What is interesting to me as a surrealist is the connection that can be made between the exchange of information in wet unconventional computers and the sexual act or desire and the mixing of information. There is much precedent for such notions. Marcel Duchamp was very adept at these sorts of analogies and epistemologies. His Large Glass is conceptually activated by gas, water and electromagnetic forces to create  tableaux of desire, autoerotics and barely maintained equilibrium. His addition to Maria Martins’ (his lover) version of his Boite-en-valise, Paysage fautif (Wayward or Faulty Landscape) was a spurt of seminal fluid on Astralon backed with black satin.
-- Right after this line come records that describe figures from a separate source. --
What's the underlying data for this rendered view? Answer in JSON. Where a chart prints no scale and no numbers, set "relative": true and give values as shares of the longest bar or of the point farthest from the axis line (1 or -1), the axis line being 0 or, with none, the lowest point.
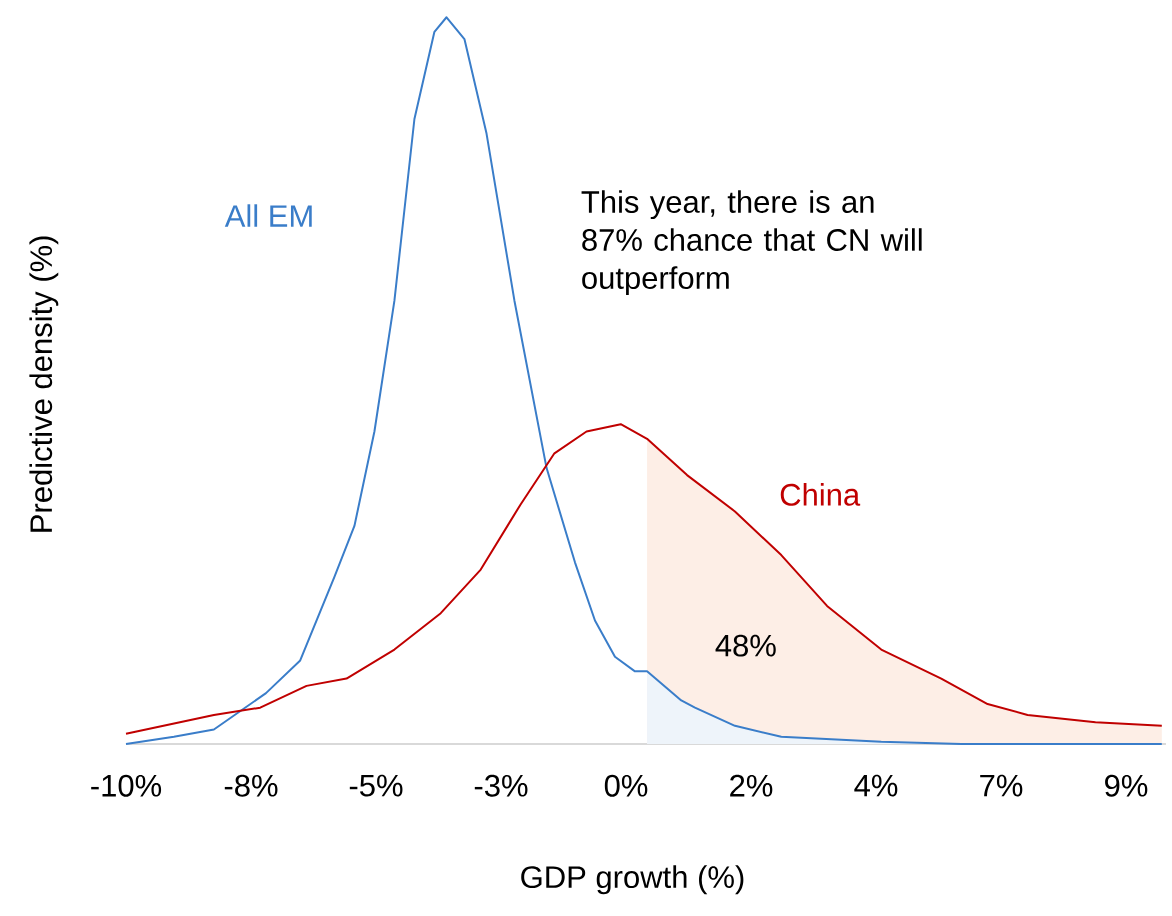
{
  "chart_data": {
    "type": "line",
    "relative": true,
    "xlabel": "GDP growth (%)",
    "ylabel": "Predictive density (%)",
    "xlim": [
      -10,
      9.76
    ],
    "xticks": [
      {
        "value": -10,
        "label": "-10%"
      },
      {
        "value": -7.625,
        "label": "-8%"
      },
      {
        "value": -5.25,
        "label": "-5%"
      },
      {
        "value": -2.875,
        "label": "-3%"
      },
      {
        "value": -0.5,
        "label": "0%"
      },
      {
        "value": 1.875,
        "label": "2%"
      },
      {
        "value": 4.25,
        "label": "4%"
      },
      {
        "value": 6.625,
        "label": "7%"
      },
      {
        "value": 9,
        "label": "9%"
      }
    ],
    "annotations": [
      "This year, there is an 87% chance that CN will outperform",
      "48%"
    ],
    "series": [
      {
        "type": "area",
        "color": "#fdeee6",
        "x": [
          -0.1,
          0.66,
          1.57,
          2.45,
          3.32,
          4.35,
          5.49,
          6.37,
          7.13,
          8.42,
          9.68
        ],
        "values": [
          0.42,
          0.37,
          0.32,
          0.26,
          0.19,
          0.13,
          0.09,
          0.055,
          0.04,
          0.03,
          0.025
        ]
      },
      {
        "type": "area",
        "color": "#eef4fa",
        "x": [
          -0.1,
          0.55,
          0.81,
          1.57,
          2.45,
          4.35,
          5.87,
          9.68
        ],
        "values": [
          0.1,
          0.06,
          0.05,
          0.025,
          0.01,
          0.003,
          0,
          0
        ]
      },
      {
        "name": "All EM",
        "color": "#3a7dc9",
        "x": [
          -10,
          -9.09,
          -8.33,
          -7.34,
          -6.69,
          -6.04,
          -5.66,
          -5.28,
          -4.9,
          -4.52,
          -4.14,
          -3.91,
          -3.57,
          -3.15,
          -2.62,
          -2.01,
          -1.47,
          -1.09,
          -0.71,
          -0.33,
          -0.1,
          0.55,
          0.81,
          1.57,
          2.45,
          4.35,
          5.87,
          9.68
        ],
        "values": [
          0,
          0.01,
          0.02,
          0.07,
          0.115,
          0.23,
          0.3,
          0.43,
          0.61,
          0.86,
          0.98,
          1,
          0.97,
          0.84,
          0.61,
          0.38,
          0.25,
          0.17,
          0.12,
          0.1,
          0.1,
          0.06,
          0.05,
          0.025,
          0.01,
          0.003,
          0,
          0
        ]
      },
      {
        "name": "China",
        "color": "#c00000",
        "x": [
          -10,
          -8.33,
          -7.45,
          -6.57,
          -5.81,
          -4.9,
          -4.02,
          -3.26,
          -2.5,
          -1.86,
          -1.25,
          -0.6,
          -0.1,
          0.66,
          1.57,
          2.45,
          3.32,
          4.35,
          5.49,
          6.37,
          7.13,
          8.42,
          9.68
        ],
        "values": [
          0.014,
          0.04,
          0.05,
          0.08,
          0.09,
          0.13,
          0.18,
          0.24,
          0.33,
          0.4,
          0.43,
          0.44,
          0.42,
          0.37,
          0.32,
          0.26,
          0.19,
          0.13,
          0.09,
          0.055,
          0.04,
          0.03,
          0.025
        ]
      }
    ]
  }
}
In my lengthy project “Communicating Vessels” I speculate on the protocell and other forms of synthetic biological structures. Here they are called the “grease” and are created by a bio-technological factory called “Little Soft machinery”. Little Soft Machinery isn’t very smart, just smart enough to desire. This desire provokes his biomechanical glands to produce, the grease, the vaz or the holy gasoline (this substance is called many things, it changes lives, it mixes chance). It is a synthetic biological elixir, smart but highly explosive. The grease lubricates the project and is always present when human or machine information desire is present – which is most of the time. The grease eases things, it is lustfully combustible, it is sought after and it is autonomous until it is caught. It is used by many of the structures that inhabit and interact in the site, which is a garden.  This is indeed a Duchampian “faulty landscape” teeming with desire, the exchange of information and the probabilities of chance.
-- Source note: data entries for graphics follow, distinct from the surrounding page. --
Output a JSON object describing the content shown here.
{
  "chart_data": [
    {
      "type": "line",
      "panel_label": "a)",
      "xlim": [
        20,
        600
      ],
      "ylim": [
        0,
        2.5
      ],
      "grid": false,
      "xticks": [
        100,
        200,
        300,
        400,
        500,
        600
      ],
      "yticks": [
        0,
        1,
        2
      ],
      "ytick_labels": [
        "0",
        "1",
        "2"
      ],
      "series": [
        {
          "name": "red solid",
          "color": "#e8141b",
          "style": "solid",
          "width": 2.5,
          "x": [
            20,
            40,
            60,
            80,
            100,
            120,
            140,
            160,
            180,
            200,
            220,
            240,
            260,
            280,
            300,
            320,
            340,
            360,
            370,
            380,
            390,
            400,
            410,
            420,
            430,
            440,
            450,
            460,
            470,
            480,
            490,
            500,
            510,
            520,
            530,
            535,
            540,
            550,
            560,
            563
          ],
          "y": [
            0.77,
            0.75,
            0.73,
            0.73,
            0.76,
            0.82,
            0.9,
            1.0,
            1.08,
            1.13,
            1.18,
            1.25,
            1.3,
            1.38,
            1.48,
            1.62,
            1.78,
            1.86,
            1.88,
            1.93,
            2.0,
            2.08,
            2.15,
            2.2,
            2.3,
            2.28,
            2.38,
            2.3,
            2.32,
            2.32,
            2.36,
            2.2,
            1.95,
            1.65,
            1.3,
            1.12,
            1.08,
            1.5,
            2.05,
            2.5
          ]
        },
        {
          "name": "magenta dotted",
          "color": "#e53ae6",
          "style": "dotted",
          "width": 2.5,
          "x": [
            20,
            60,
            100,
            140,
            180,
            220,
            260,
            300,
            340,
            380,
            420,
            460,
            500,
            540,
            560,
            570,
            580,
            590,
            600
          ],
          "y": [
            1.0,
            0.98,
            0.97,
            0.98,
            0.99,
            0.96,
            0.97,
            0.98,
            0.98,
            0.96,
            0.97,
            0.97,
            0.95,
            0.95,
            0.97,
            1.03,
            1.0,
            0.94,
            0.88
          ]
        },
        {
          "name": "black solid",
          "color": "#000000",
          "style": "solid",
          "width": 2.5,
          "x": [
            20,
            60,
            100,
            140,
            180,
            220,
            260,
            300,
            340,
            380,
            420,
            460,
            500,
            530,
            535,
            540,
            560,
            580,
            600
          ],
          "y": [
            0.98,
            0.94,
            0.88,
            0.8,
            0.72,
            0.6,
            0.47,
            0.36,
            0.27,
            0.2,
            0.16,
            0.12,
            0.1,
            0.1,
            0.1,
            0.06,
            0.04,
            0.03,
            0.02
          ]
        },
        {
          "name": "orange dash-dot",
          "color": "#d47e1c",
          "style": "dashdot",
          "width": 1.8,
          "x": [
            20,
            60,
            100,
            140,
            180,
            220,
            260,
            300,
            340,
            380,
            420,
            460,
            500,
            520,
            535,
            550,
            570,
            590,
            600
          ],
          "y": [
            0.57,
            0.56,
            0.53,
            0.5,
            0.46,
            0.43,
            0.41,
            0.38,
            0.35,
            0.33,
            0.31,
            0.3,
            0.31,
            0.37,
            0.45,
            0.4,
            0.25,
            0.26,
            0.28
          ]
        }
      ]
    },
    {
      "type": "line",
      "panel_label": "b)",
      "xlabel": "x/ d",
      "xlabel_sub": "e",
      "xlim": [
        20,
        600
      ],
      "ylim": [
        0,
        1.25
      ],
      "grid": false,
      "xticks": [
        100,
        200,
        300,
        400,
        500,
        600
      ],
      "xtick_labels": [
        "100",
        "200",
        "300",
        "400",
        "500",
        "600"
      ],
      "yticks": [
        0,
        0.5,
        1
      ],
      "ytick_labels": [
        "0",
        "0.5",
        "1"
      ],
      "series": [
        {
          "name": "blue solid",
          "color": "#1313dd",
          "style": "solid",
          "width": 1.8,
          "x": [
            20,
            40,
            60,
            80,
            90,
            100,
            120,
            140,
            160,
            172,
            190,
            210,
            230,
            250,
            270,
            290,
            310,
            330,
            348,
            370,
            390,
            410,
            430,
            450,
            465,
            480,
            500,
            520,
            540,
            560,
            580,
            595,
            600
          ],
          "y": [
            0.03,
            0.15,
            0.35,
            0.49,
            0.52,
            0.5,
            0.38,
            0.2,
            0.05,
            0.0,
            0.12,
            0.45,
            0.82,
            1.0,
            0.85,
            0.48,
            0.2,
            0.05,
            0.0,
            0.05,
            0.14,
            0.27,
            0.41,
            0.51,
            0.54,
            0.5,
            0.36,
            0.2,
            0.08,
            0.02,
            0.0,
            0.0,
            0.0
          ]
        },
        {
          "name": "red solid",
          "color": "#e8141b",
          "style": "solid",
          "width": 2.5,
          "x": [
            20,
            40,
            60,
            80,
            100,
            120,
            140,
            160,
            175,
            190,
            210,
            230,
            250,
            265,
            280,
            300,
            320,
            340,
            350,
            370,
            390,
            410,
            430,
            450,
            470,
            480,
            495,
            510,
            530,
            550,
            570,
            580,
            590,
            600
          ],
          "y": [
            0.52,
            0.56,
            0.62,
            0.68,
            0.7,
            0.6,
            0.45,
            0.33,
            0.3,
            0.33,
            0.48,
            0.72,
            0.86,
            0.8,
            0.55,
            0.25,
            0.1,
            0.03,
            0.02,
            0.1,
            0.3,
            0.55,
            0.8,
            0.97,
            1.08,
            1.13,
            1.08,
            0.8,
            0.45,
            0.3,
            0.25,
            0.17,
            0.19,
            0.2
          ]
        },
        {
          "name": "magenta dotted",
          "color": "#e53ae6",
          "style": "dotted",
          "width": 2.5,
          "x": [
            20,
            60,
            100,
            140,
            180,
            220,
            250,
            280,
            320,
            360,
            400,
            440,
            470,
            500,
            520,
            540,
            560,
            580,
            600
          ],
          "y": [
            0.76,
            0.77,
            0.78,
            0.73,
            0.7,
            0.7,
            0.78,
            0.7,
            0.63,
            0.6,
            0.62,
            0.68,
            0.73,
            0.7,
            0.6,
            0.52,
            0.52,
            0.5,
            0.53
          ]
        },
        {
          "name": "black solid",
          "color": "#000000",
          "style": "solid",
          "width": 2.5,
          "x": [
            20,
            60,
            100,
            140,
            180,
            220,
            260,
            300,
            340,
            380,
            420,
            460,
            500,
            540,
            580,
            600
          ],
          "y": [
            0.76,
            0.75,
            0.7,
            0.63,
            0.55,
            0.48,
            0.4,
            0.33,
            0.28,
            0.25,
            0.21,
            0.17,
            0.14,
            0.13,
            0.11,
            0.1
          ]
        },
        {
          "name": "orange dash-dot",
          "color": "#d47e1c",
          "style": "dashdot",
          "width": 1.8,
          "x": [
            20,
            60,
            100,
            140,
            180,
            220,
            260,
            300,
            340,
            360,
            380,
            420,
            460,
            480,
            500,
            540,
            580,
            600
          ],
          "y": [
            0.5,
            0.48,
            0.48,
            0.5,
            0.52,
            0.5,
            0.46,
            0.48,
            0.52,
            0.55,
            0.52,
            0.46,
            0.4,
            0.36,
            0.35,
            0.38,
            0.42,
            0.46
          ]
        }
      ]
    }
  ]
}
Let’s undo the locks that have constrained architecture for centuries and rejoice in hearing the chains drop to the ground. Our new architecture is an architecture of bespoke, wet and invisible solutions.

Neil Spiller is Dean of the School of Architecture Design and Construction at the University of Greenwich and Founding Director of AVATAR. He is the author of numerous books on the technological future of architecture. His recent books include ‘Visionary Architecture’ (2006), ‘Future City’ (2006), a book/catalogue published to coincide with the exhibition of the same title in London’s Barbican Art Gallery ‘Digital Architecture Now’ (2008), all published by Thames and Hudson. His is a visionary architect whose work has been exhibited, published and lectured on around the world.